"Pop Goes the Weasel" Marble Machine


The next Marble Machine I helped build was also for a Westport Library staff development workshop. The two participants built a wonderful series of ramps, then I wired the ramps and programmed them to play part of "Pop Goes the Weasel."

This Marble Machine started with a paper towel tube that emptied onto a short foam ramp. They used the foam to slow the marble a bit.


The marble dropped from the foam ramp into a funnel made from a two liter plastic bottle. Dropped at the correct angle, the marble would spin around in the funnel before dropping onto the wood ramp below it. I added additional copper tape as well as two cardboard bumpers. The wobble of the marble as it traveled down the ramp meant that it did not consistently contact both strips of copper tape. These bumpers tried to center the marble over both strips to close the circuit on the MaKey MaKey.




After traveling through a short cardboard tube, the marble dropped into another funnel with a 90° PVC elbow joint taped to it. The marble dropped onto another wood ramp with similar cardboard bumpers. Cleverly, the marble travels into a bamboo tube, around a curved piece of foam, and back into another bamboo tube. There is a cardboard finger that to slow the marble as it rolled down the bumpered ramp.


After emerging from the second bamboo tube, the marble struck a small wood bumper with cardboard padding to slow it down, then dropped onto a short wood ramp before dropping into a cardboard tube. This ramp used short pieces of rubber tubing to slow down the marble.


The final ramp was short and wired at the very end with copper tape. The marble dropped from this ramp into an egg carton on the floor.


The final ramp used the MaKey MaKey and the copper tape to make Scratch play a note, then send a broadcast. Once this broadcast was received, Scratch played the last note and turned on the LEGO WeDo motor for .25 seconds. This made the weasel "pop." 


I learned a couple lessons while debugging this Musical Marble machine. First, a little ramp goes a long way. While the beginning of the Marble Machine should have a slight tilt to get the marble going, let momentum carry the marble through the machine. The rest of the ramps can be mostly flat, I believe. This would eliminate the need to build bumpers to slow the marble. 

Fixing one thing on a Marble Machine breaks something else.
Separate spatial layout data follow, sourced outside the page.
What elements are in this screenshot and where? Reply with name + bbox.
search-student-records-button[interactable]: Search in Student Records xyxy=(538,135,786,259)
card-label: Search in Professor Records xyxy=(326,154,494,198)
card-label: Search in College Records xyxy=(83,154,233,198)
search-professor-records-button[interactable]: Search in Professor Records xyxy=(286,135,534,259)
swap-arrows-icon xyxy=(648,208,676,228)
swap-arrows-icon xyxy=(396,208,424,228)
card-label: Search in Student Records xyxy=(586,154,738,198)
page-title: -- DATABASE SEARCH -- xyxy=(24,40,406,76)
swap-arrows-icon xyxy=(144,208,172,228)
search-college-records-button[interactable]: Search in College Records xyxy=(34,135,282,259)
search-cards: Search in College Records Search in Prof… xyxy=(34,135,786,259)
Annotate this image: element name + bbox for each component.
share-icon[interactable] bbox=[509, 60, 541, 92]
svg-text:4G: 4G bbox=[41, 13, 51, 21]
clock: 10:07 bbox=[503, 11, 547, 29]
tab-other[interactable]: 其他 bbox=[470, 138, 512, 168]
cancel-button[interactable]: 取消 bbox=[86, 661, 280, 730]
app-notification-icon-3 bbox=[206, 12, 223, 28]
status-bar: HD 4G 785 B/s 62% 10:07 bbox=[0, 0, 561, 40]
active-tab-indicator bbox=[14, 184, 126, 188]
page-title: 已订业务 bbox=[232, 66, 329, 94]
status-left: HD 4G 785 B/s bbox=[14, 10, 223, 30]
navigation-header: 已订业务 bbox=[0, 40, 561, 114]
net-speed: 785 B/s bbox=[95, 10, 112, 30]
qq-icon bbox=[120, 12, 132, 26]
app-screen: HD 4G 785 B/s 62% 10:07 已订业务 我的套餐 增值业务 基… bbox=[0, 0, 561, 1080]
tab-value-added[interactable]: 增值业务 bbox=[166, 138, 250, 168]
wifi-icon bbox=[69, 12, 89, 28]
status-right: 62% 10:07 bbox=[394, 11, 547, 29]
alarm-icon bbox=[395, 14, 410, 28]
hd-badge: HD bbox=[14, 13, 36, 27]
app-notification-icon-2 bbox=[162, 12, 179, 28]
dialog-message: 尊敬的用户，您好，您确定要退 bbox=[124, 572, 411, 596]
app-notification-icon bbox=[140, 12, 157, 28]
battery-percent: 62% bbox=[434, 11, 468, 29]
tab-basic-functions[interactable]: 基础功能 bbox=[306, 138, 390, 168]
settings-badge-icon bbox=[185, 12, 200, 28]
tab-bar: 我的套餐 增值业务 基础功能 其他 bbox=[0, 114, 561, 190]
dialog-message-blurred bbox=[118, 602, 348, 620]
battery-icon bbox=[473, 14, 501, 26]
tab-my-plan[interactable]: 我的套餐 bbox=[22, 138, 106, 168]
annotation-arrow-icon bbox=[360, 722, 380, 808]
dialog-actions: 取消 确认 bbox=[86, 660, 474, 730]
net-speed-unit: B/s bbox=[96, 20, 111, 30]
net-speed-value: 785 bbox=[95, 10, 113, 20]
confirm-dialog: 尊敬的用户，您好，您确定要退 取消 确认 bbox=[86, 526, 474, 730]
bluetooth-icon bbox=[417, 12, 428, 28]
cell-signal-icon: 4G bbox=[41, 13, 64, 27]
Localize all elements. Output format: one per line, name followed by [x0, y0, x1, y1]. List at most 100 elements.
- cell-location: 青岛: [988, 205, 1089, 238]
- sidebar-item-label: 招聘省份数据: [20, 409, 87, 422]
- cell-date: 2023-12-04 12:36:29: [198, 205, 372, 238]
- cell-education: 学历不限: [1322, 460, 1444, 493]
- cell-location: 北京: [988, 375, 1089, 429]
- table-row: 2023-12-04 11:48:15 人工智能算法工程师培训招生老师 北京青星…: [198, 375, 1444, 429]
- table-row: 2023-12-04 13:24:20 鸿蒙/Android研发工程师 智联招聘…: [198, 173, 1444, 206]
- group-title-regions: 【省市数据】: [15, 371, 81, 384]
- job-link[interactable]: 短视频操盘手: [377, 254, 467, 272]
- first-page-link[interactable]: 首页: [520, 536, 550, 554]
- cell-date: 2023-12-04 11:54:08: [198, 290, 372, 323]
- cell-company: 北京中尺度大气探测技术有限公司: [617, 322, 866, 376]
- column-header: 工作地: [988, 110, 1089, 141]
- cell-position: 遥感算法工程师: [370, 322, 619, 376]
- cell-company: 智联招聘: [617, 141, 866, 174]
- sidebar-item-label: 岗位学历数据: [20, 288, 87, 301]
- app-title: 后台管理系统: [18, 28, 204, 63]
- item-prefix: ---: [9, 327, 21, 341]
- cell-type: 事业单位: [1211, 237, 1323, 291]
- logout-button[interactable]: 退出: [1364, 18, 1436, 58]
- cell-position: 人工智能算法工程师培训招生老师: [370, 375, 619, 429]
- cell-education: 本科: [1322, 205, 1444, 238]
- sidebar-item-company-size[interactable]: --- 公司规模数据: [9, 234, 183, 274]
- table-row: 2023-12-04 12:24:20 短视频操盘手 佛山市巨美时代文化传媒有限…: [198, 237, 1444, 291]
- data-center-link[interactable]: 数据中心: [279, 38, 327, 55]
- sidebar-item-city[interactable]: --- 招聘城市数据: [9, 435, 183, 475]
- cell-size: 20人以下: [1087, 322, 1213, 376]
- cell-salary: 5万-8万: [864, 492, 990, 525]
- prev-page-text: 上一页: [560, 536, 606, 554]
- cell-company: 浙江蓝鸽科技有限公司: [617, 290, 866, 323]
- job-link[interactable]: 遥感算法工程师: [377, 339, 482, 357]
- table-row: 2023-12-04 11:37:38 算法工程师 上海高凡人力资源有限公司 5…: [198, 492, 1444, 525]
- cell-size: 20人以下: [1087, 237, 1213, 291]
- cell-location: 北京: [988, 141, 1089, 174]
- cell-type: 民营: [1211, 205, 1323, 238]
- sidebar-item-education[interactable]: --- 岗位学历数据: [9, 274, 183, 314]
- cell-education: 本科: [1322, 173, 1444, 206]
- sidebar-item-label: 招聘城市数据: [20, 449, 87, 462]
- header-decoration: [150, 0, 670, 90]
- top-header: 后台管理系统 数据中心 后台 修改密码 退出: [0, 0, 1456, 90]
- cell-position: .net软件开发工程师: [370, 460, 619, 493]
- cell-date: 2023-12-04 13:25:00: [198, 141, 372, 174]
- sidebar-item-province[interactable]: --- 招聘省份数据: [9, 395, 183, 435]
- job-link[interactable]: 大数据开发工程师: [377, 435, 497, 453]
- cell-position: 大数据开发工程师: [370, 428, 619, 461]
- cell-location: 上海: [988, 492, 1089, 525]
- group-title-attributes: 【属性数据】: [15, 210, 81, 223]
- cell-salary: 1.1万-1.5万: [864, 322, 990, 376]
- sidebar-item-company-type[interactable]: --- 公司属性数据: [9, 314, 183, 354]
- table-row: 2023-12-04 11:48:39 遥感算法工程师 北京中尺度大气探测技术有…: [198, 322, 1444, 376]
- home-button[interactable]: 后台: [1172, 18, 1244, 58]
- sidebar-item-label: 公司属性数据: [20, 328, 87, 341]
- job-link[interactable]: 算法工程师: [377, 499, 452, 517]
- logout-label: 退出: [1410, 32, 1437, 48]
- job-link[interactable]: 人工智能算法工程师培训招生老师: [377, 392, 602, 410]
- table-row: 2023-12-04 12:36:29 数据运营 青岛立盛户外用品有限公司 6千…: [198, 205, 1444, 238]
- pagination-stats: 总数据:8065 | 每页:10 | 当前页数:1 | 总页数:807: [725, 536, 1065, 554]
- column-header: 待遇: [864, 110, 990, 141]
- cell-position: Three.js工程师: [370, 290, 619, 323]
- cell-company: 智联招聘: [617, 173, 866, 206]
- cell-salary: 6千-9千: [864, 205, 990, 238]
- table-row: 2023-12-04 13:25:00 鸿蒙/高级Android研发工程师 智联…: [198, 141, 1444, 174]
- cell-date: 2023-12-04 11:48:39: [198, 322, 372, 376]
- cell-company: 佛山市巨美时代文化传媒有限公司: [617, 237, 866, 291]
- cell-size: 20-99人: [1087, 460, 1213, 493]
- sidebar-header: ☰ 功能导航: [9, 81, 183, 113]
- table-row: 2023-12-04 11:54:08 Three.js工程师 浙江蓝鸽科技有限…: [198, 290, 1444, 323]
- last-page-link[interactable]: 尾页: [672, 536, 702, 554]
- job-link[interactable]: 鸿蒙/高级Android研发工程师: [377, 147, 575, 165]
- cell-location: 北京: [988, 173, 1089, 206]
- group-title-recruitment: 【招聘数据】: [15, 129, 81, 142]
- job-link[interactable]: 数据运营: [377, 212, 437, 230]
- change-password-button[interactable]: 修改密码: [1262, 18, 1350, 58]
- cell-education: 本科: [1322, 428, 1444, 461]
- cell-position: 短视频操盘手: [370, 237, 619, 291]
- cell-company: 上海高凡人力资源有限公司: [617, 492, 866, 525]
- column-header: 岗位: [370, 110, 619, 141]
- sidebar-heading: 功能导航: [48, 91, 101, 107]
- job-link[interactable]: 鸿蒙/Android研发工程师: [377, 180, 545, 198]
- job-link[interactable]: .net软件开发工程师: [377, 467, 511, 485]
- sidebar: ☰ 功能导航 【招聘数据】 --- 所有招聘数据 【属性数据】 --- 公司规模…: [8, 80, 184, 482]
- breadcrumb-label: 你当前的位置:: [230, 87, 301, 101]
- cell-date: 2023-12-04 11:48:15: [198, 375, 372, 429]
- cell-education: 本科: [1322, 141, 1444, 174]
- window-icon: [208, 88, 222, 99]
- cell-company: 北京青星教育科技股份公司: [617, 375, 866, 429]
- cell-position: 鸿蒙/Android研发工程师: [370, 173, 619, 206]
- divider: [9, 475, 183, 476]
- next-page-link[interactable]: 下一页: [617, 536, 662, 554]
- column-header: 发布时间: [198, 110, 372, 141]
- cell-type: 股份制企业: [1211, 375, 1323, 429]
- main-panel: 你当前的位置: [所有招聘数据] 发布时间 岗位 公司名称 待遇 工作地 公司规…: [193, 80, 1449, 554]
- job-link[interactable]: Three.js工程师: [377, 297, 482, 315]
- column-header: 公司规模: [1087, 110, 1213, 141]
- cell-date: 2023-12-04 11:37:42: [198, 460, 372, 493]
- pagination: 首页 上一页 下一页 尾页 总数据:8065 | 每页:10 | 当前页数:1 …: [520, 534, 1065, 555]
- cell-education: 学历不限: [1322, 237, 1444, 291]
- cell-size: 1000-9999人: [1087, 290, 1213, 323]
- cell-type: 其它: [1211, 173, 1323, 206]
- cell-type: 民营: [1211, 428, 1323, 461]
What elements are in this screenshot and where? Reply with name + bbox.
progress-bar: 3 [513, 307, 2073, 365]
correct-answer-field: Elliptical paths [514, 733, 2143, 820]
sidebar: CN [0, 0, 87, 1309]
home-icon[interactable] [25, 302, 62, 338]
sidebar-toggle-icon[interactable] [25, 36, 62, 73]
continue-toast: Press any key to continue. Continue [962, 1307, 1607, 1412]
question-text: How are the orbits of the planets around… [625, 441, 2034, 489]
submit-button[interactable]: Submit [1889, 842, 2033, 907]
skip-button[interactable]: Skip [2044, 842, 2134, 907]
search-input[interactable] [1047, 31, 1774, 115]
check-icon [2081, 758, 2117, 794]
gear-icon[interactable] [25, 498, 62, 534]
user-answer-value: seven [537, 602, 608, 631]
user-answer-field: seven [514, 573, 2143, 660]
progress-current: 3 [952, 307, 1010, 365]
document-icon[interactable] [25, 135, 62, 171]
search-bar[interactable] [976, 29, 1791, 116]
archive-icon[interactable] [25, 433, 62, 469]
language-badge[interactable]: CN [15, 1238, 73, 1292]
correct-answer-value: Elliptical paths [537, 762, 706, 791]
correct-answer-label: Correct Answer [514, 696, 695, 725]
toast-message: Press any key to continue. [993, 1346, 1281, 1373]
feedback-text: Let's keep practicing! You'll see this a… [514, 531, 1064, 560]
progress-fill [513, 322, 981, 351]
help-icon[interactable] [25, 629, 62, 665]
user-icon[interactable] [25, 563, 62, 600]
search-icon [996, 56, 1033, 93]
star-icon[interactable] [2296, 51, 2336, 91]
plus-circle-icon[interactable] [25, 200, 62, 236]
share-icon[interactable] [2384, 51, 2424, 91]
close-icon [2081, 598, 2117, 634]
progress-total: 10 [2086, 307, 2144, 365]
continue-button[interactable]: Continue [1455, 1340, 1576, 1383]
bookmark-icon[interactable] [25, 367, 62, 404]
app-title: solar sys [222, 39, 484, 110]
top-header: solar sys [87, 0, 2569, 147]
No way to avoid it, you are going to have to iterate when you attempt to build a Musical Marble Machine.

Combining technologies, in this case Scratch, MaKey MaKey, and LEGO WeDo, in your bricolage increases the fun. The weasel popping at the end is hilarious and a great conclusion that reinforces the theme of this marble machine.

In addition to aluminum foil, the marble has quarter inch copper tape wound around it in one layer. Still, marble wobble down the ramps remains problematic when trying register key presses with the MaKey MaKey. Slower ramps would help with this problem.

A Marble Machine is not a consistent machine. It took twenty three takes to make the video of it working properly. Again, iteration is key, patience is a virtue.

Without further ado, ladies and gentlemen, boils and germs, I present "Pop Goes the Weasel" Musical Marble Machine!


I have a public workshop scheduled around the Marble Machine, and I have at least one more devious prompt up my sleeve. In the meantime, build your own and start constructing your knowledge of physics, engineering, music, mechanics, programming, circuitry, and more!